The five stages are as follows:
This is all about discovery, finding out what is happening in people’s lives. What are their issues, problems and concerns? What makes them angry, frightened, happy, and frustrated? What occupies their thoughts? The social action worker designs ways in which the community members can express all this, creating as comprehensive a picture as possible of what is going on in their lives at present, without interpretation and without at this stage having to worry about what to do with the material. This is often the longest stage of the social action process. Video, role-play, photography, drawing and discussion will all be used during this exploration of life in the community.

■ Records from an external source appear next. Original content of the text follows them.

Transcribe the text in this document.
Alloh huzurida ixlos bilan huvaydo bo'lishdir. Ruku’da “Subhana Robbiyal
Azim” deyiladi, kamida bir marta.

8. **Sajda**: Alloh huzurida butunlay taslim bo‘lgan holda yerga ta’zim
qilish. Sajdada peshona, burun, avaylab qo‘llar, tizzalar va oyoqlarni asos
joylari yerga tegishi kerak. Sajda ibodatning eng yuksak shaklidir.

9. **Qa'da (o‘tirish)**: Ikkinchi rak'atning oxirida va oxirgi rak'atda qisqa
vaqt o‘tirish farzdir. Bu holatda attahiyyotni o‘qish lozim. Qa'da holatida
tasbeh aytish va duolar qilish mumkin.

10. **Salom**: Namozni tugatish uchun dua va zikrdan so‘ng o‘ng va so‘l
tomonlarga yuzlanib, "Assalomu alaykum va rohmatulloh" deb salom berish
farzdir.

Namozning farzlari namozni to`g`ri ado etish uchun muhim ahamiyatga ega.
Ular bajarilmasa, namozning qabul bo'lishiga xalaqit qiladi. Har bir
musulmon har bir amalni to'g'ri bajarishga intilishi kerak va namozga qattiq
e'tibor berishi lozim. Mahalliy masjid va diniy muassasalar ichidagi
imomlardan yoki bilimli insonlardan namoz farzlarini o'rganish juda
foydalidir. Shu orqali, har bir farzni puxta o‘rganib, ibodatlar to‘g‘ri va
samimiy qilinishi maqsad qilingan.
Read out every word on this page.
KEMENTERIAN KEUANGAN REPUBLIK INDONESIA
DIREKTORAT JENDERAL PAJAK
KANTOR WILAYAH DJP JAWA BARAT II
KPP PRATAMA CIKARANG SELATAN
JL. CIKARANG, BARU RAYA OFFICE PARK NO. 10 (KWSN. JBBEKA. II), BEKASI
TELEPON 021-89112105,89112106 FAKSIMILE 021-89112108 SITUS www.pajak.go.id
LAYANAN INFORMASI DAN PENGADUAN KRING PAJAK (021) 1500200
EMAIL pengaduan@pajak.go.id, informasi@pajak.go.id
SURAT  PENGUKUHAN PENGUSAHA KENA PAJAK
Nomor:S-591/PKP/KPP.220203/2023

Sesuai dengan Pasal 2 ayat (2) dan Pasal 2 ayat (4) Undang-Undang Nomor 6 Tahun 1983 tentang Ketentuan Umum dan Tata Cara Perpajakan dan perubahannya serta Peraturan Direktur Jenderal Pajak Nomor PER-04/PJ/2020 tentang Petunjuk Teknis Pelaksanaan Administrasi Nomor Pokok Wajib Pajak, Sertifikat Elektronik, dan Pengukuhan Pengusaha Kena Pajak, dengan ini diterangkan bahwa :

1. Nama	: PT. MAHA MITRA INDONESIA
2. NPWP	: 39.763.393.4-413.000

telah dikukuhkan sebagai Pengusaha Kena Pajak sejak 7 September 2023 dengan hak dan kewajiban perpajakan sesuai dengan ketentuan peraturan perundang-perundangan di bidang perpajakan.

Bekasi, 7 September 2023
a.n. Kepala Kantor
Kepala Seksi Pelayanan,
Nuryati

Once the issues have been agreed it is important to identify the reasons why they exist so that any solutions devised will attack root causes and not just symptoms. Asking ‘why?’ helps people examine their private troubles in the wider context. It provides them with a deeper understanding of their causes. This is necessary if community members and service users are to go on to create and own positive social change. This stage of the process allows the community members to engage in analysis and to present their understanding of the problems facing them. It also helps to discover the most effective point of intervention; the place at which it is possible to make changes that will affect the final outcomes. This analysis is accepted by the social action worker, without interpretation once again, reinforcing one of our basic beliefs: people are experts in their own lives.
So what do we do with this understanding? How can the community members change things in a meaningful way themselves?
Here the role of the social action worker changes. The responsibility now is to create safe spaces where the group can test out their ideas for change before putting them into practice. It is vital that the community members are not set up to fail and that their ideas undergo a rigorous examination before taking them to the world outside the group. The decision on which ideas will be taken forward lies in the hands of the group, but the social action worker must question their viability without crushing enthusiasm.
The group then put their idea(s) for change into effect. They should by now have a realistic sense of the possible outcomes, whether it will solve their problem or simply be the first stage in a longer struggle. Even if the action disappoints, as sometimes happens, the legacy of the work is that the group members now have an understanding and practical experience of the tools needed for dealing with problems that they will face in the future.
The fifth stage is for the social action worker to bring the group together and ask: ‘what happened? Now that we have carried out our action, are the issues, problems and concerns the same?’ This critical reflection enables the community members to learn from their experience and to plan future actions for change. The What, Why, How process begins again.